Experts discuss the significance of treatment selection in patients with driver mutations.

Mark Socinski, MD: Josh, let’s start with how precision medicine has influenced treatment decisions in advanced non–small cell lung cancer. We’ll talk about the non-driver population first, but those patients with drivers.

Joshua Sabari, MD: So the identification of driver alterations has really revolutionized care of the patient with lung cancer. Now we’re able to identify mutations [so] patients can be matched to targeted therapies where they live longer, have better quality of life. Unfortunately, we’re not seeing durable cures. We’re not seeing long-term responses in these patients, but [it is] critical to identify these alterations up front and match them to the best therapy. We have immunotherapy. We also have targeted therapies approved. Often, it’s important to know what mutation is going to select for what appropriate therapy in our patients.

Mark Socinski, MD: And I think it’s important to note that in many of these subsets, I always referred to the ALK fusion population in the ALEX trial [NCT02075840], where I don’t think we’ve reached the median survival; it would be measured in years. So matching that patient with that fusion with the appropriate targeted therapy can really change the trajectory of the outcome.

Joshua Sabari, MD: You’re right. I think targeted therapy, when you compare it to immunotherapy, sometimes gets a bad rap, right? People say we’re not curing with targeted therapy. But you’re right. The ALK space is such an important example of that, or patients who have a ROS1 fusion. Patients can be on therapy for 5, 6, 7 years before they even see a systemic therapy that is not targeted.

Mark Socinski, MD: These are patients [whop], as much as we’re in love with immunotherapy, these are patients that really don’t get the same degree of benefit that you see in the nondriver populations.

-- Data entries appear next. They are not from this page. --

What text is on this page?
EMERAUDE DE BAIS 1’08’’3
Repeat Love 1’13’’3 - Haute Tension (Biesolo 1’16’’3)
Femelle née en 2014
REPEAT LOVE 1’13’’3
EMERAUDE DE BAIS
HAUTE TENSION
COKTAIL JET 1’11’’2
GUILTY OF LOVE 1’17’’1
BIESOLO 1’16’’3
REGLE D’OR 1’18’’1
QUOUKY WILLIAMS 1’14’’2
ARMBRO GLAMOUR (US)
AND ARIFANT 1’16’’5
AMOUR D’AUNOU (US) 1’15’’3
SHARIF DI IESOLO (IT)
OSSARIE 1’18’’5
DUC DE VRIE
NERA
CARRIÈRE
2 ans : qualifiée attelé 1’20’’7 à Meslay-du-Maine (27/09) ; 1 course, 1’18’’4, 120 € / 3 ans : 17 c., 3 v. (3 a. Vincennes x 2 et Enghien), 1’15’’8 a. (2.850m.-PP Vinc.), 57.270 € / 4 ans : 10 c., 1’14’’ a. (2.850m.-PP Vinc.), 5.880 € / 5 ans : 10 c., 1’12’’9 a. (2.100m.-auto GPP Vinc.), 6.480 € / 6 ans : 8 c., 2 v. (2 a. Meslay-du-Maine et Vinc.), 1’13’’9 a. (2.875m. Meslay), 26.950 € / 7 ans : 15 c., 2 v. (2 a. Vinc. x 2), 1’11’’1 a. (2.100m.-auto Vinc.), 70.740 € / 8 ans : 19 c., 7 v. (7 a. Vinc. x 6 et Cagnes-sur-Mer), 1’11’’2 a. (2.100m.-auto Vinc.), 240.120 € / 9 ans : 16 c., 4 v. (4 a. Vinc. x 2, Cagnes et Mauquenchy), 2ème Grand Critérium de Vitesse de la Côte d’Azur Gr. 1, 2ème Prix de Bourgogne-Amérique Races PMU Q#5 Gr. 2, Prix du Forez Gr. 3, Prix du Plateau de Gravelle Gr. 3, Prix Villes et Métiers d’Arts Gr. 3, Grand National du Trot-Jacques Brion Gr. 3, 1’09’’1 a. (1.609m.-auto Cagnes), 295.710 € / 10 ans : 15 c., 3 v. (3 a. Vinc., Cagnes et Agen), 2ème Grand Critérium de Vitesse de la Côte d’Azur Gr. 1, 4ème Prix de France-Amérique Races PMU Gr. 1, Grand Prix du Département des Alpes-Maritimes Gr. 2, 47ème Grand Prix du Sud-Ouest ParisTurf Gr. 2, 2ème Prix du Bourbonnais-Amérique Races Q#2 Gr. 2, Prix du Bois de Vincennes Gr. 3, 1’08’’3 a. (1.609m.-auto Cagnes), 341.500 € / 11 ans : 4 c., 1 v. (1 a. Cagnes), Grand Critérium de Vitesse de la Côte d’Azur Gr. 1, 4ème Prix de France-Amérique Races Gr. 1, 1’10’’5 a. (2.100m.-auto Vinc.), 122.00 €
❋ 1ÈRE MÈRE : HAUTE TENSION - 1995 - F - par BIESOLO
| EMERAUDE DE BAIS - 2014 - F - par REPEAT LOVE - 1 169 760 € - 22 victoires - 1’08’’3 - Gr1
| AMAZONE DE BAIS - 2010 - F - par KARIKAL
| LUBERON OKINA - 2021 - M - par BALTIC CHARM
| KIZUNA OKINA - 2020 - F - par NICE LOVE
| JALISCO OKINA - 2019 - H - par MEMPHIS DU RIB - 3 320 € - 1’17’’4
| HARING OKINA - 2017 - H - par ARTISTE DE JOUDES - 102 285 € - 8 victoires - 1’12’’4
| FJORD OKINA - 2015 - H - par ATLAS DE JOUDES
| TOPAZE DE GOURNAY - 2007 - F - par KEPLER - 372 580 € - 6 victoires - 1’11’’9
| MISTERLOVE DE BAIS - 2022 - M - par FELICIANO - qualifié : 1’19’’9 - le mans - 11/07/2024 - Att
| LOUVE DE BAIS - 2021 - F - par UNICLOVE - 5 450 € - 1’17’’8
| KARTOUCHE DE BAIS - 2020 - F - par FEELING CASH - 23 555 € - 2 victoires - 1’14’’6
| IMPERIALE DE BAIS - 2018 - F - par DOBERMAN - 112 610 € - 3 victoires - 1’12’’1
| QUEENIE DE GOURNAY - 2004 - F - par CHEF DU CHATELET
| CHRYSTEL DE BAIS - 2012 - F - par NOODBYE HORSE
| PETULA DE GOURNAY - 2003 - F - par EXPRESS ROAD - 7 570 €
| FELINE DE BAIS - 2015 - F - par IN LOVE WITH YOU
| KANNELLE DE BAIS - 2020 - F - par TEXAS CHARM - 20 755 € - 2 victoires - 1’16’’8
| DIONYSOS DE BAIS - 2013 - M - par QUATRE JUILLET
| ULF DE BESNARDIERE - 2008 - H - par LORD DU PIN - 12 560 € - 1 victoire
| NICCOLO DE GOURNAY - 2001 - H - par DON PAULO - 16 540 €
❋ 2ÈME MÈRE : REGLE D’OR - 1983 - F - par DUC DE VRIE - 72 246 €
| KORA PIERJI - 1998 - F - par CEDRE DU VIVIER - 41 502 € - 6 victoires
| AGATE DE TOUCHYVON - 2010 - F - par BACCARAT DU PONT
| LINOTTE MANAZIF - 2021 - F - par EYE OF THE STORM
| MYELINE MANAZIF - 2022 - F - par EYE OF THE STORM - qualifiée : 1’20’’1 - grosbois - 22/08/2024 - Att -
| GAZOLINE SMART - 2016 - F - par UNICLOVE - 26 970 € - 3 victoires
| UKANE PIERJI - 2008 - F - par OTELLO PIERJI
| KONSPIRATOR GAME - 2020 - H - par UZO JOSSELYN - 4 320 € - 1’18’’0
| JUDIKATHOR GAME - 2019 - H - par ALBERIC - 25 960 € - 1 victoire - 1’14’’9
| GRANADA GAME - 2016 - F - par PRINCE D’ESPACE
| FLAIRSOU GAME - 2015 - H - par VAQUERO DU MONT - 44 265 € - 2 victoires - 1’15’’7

Joshua Sabari, MD: Definitely. These patients are generally never-smokers. More commonly lower mutational burden, potentially lower neoantigen load. And you’re right,when we do subject these patients to immunotherapy, not only do they not respond well, meaning their tumor doesn’t shrink, but they may then develop other immune-related adverse events when they do get their correct therapy. So I couldn’t agree more. It’s critical in 2023 and beyond to understand what mutation your patient has in front of you and to match them to the best possible therapy. So how are you doing that? How are you identifying these mutations in your patients?

Mark Socinski, MD: We’ll get into this in a little bit here. But I think my standard of care…[surrounds] roughly 5 mutations, depending on how you count them in 4 fusions in which the FDA has approved targeted therapies for. So to me, that’s the standard of care. I [prefer] an NGS [next-generation sequencing]–based platform that’s both DNA/RNA based to maximize the fusion identification. I also am a firm believer that there’s probably not a gold standard of tissue or plasma. I do both in my patients because we know there is tumor heterogeneity, there is variability in shedding of tumor DNA in the blood. So I think they’re complementary, and we know we find things in tissue, we don’t find in blood, and vice versa. So my standard is an NGS-based DNA/RNA with both tissue and plasma components to it that maximize identification.

Transcript is AI-generated and edited for clarity and readability.